States meanwhile are preparing for the first distribution to fall short, as hospitals across the country grapple with record numbers of COVID-19 patients and staffing shortages.

'Clinical staff are becoming infected, nurses and doctors. It's creating a workforce crunch and the beds are filling up,' said Alan Morgan, chief executive of the National Rural Health Association, an advocacy group for rural hospitals.

Arkansas's state epidemiologist Jennifer Dillaha said vaccines are urgently needed to keep up with the surge in patients.

'We want to ensure our hospital capacity as much as possible through vaccination for those healthcare workers who are at highest risk for infection,' she said.

More than half a dozen states including Alabama, California, New Mexico, and Wisconsin, told Reuters the first allocation estimates they have been given would not be near enough to cover all their healthcare workers, let alone other high-priority residents.

The size of initial allocation figures shared with Reuters ranges widely, from around 330,000 in California - the most populous U.S. state - to less than 7,000 in North Dakota, which has 50,000 healthcare workers, according to Kaiser data and figures provided to Reuters by state officials.

That means both states can vaccinate less than 20 per cent of their healthcare workforce with the first shots.

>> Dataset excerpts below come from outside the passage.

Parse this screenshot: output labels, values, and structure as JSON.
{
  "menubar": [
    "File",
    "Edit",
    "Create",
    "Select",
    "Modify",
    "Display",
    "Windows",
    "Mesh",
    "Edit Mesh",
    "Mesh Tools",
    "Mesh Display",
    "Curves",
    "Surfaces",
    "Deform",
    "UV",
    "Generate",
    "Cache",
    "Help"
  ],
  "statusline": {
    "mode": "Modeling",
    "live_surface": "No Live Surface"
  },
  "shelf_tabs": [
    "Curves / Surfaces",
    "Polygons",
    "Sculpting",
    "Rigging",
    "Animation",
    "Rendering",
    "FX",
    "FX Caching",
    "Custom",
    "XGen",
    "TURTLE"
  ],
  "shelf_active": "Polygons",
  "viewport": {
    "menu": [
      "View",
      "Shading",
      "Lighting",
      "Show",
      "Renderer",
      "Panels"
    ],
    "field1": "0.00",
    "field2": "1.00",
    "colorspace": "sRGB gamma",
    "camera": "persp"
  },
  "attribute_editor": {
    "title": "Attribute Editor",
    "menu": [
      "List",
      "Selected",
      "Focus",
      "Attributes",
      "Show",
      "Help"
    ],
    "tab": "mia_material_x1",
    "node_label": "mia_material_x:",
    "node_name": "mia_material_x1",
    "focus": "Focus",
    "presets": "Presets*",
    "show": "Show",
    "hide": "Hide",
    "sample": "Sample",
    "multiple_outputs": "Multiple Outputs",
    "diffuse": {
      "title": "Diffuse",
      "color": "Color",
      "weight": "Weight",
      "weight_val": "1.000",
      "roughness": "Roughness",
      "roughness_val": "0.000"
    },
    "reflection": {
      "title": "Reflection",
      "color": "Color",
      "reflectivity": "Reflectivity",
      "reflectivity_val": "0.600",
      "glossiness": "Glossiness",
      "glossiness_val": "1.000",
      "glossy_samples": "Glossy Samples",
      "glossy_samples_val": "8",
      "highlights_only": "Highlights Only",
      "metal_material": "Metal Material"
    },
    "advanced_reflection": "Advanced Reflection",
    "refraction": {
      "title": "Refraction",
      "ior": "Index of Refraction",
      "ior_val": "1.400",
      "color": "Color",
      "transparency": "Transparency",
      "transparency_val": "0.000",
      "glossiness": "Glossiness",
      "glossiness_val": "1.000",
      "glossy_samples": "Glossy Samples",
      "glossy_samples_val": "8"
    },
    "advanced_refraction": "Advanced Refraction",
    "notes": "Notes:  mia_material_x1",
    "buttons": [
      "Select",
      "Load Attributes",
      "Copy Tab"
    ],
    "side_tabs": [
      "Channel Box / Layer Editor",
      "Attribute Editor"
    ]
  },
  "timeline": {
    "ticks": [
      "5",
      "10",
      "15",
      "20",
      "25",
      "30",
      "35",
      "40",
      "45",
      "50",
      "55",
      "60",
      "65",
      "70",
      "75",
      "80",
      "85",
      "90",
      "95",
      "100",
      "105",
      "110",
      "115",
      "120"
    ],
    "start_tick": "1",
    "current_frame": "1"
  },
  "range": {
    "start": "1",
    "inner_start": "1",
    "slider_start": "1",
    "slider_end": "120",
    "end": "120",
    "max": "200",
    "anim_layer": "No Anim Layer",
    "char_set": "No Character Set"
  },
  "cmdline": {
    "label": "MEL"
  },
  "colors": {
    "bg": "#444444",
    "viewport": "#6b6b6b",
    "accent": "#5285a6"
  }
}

New York state will receive 170,000 shots initially, enough for roughly 13 per cent of its healthcare workers.

The U.S. government expects the number of available doses to increase in January to about 60 million to 70 million.

It has made deals for 100 million doses of Pfizer's vaccine for $1.95 billion and 100 million of Moderna's for $1.5 billion, with options to buy more. It expects vaccines to be free to most Americans.